They were used in a lawsuit in 1511, and what remained of the family archives in the monastery was removed by a Columbus descendant in 1609. After that, what happened to these two volumes is not precisely known, except that at some point they were separated.

  But more than two hundred years later, in 1818, there was a curious development. Edward Everett, a Harvard professor of Greek literature who would become a prominent statesman in America (most remembered for the speech he delivered at Gettysburg prior to President Lincoln’s address), purchased in Florence, Italy, a set of vellum documents containing various privileges conferred upon Christopher Columbus by King Ferdinand and Queen Isabella of Spain. Could this be the missing vellum file copy that was the partner of the original set in the Seville monastery?

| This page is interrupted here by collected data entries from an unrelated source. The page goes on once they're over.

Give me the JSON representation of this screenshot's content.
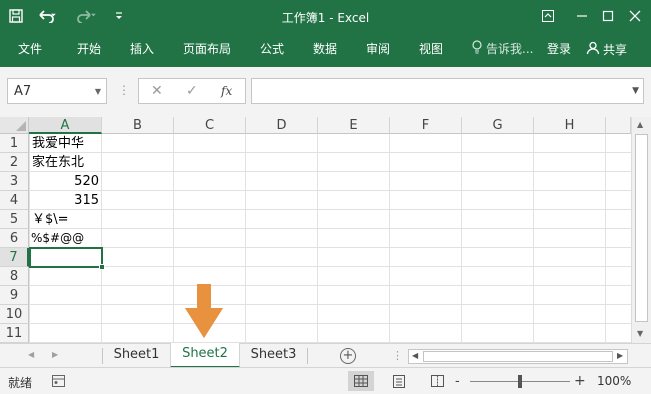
{
  "window": {
    "title": "工作簿1 - Excel"
  },
  "ribbon": {
    "tabs": [
      "文件",
      "开始",
      "插入",
      "页面布局",
      "公式",
      "数据",
      "审阅",
      "视图"
    ],
    "tell_me": "告诉我...",
    "login": "登录",
    "share": "共享"
  },
  "formula_bar": {
    "name_box": "A7",
    "formula": "",
    "fx_label": "fx"
  },
  "grid": {
    "columns": [
      "A",
      "B",
      "C",
      "D",
      "E",
      "F",
      "G",
      "H"
    ],
    "rows": [
      "1",
      "2",
      "3",
      "4",
      "5",
      "6",
      "7",
      "8",
      "9",
      "10",
      "11"
    ],
    "selected_column": "A",
    "selected_row": "7",
    "cells": {
      "A1": "我爱中华",
      "A2": "家在东北",
      "A3": "520",
      "A4": "315",
      "A5": "￥$\\=",
      "A6": "%$#@@"
    }
  },
  "sheets": {
    "tabs": [
      "Sheet1",
      "Sheet2",
      "Sheet3"
    ],
    "active": "Sheet2"
  },
  "status": {
    "ready": "就绪",
    "zoom_percent": "100%",
    "zoom_minus": "-",
    "zoom_plus": "+"
  },
  "colors": {
    "excel_green": "#217346",
    "annotation_arrow": "#e8913f"
  }
}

  One of the documents contained the notation that it was made under the authorization of King Ferdinand and Queen Isabella, copied from the originals by Martin Rodrigues. Everett read the Genoa codex when it was published in Italy in 1823, and the next year he described his Columbus documents in a published speech. The historical value of the transcripts went largely unnoticed, however, and Everett kept them filed away.

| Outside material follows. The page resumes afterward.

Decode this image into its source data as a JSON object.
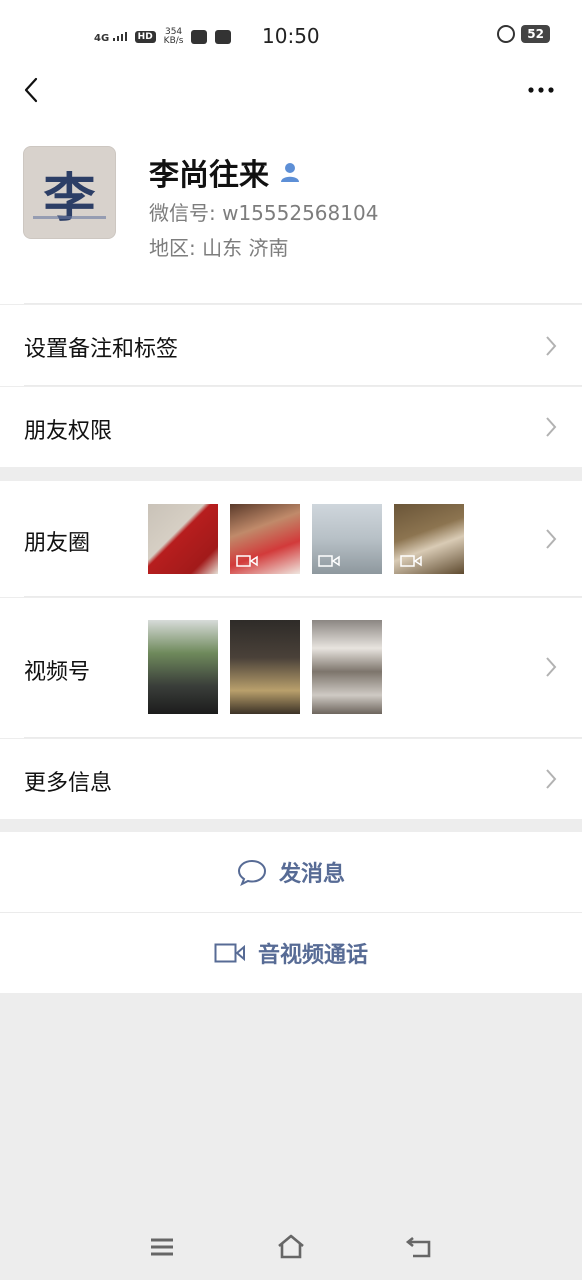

  For the 1892 quatercentenary celebration of Columbus’s arrival in the New World, the city of Genoa produced a facsimile of its vellum copy, and Henry Harrisse and Benjamin F. Stevens published an elaborate facsimile edition of a copy that Harrisse had found in 1880 in the archives of the Department of French Foreign Affairs in Paris—the copy confiscated in Genoa during Napoleon’s military sweep. While researching his introductory essay, Harrisse had read Everett’s 1824 description of his Columbus documents. Intrigued by the possibility that Everett’s copy was the missing vellum file copy, Harrisse wanted to compare it with the Paris and Genoa codices.